Quatro policiais militares foram condenados por improbidade administrativa após investigação apontar o desvio de produtos apreendidos durante abordagens a compristas que retornavam do Paraguai, na região de Foz do Iguaçu.
De acordo com a decisão judicial, parte das mercadorias recolhidas nas fiscalizações não era encaminhada às autoridades aduaneiras, como determina o procedimento legal. Em vez disso, os produtos teriam sido desviados e posteriormente comercializados pela internet.
Investigação aponta irregularidades em apreensões
As irregularidades foram identificadas após investigação que analisou apreensões realizadas em operações policiais na fronteira. O caso envolve ocorrências registradas entre os anos de 2017 e 2019, período em que os agentes atuavam em abordagens a veículos e viajantes que retornavam do Paraguai.

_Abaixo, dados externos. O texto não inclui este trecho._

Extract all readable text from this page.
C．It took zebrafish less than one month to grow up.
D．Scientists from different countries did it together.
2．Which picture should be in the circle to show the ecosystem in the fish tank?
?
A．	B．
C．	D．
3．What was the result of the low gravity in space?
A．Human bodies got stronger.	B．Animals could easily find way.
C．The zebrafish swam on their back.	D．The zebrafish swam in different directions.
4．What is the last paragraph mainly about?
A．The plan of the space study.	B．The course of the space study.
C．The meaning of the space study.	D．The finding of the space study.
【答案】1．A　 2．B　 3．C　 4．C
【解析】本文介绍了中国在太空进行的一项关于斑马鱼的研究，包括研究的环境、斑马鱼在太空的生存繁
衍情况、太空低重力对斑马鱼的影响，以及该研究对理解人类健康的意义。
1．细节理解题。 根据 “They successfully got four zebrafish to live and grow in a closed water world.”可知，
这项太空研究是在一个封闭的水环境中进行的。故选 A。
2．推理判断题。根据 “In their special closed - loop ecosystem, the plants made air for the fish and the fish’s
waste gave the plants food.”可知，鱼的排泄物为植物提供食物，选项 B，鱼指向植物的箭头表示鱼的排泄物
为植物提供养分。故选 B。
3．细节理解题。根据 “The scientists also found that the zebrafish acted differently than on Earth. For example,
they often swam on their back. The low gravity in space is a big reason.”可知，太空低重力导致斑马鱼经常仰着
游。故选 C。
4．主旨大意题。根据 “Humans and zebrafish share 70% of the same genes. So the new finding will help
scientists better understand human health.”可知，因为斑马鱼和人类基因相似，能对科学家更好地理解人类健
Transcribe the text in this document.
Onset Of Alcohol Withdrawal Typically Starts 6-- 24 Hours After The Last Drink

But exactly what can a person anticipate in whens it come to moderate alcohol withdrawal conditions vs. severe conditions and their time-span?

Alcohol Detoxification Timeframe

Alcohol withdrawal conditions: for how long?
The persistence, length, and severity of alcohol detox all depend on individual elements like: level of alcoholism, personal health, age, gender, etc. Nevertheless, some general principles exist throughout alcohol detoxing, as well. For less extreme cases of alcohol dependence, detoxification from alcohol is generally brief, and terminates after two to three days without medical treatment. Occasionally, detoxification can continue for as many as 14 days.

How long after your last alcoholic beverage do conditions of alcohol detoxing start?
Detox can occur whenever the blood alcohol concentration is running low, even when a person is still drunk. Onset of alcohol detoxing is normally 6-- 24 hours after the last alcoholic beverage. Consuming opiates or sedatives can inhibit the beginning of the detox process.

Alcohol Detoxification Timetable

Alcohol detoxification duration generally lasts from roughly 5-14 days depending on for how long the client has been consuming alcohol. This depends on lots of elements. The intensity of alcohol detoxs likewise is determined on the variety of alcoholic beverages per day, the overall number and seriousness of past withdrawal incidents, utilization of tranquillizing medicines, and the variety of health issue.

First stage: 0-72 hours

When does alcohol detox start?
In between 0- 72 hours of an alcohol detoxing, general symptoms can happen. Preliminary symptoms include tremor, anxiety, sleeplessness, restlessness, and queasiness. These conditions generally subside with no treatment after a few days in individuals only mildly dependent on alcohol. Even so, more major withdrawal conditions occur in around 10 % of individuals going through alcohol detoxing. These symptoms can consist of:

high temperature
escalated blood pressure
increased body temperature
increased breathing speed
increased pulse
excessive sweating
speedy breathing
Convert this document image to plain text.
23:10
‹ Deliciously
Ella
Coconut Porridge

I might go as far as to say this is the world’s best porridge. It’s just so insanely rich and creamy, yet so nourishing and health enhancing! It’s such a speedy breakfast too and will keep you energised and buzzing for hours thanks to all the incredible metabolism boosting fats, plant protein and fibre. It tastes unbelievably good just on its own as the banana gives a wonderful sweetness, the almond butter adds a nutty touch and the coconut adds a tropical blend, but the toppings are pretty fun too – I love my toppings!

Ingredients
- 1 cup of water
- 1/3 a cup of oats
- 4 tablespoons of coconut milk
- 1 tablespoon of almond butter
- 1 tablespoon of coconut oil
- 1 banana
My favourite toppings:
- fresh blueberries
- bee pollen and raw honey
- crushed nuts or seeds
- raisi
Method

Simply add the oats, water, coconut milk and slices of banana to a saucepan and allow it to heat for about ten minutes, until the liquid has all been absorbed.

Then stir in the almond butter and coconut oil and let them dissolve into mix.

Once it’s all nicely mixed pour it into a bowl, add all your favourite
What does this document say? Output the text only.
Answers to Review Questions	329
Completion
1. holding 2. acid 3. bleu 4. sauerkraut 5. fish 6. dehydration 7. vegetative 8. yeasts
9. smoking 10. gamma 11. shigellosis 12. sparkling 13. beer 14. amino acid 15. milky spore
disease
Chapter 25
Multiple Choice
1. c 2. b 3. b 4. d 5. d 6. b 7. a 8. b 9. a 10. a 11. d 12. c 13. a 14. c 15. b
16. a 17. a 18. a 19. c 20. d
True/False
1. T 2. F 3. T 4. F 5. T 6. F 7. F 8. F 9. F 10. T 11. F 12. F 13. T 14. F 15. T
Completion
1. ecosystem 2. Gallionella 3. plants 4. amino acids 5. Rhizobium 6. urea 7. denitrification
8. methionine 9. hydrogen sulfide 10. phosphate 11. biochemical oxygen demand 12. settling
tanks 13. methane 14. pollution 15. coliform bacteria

Segundo os autos do processo, os produtos deveriam ser entregues aos órgãos responsáveis pela fiscalização aduaneira, como forma de controle e destinação legal das mercadorias apreendidas.
Entretanto, a apuração indicou que parte dos itens não chegou a ser registrada oficialmente, levantando suspeitas que levaram à abertura do processo judicial.
Condenação por improbidade administrativa
A Justiça entendeu que houve violação aos princípios da administração pública, caracterizando improbidade administrativa. Com isso, os quatro policiais foram condenados em primeira instância.
Entre as penalidades previstas nesse tipo de decisão podem estar sanções administrativas, perda de função pública, suspensão de direitos políticos e pagamento de multa, dependendo da execução da sentença e das etapas processuais.
Decisão ainda cabe recurso
A decisão judicial é de primeira instância, o que significa que os condenados ainda podem recorrer da sentença em instâncias superiores.
O caso chama atenção pelo impacto institucional e pela relevância da fiscalização em regiões de fronteira como Foz do Iguaçu, onde o controle de mercadorias vindas do exterior é parte importante das operações de segurança e combate ao contrabando.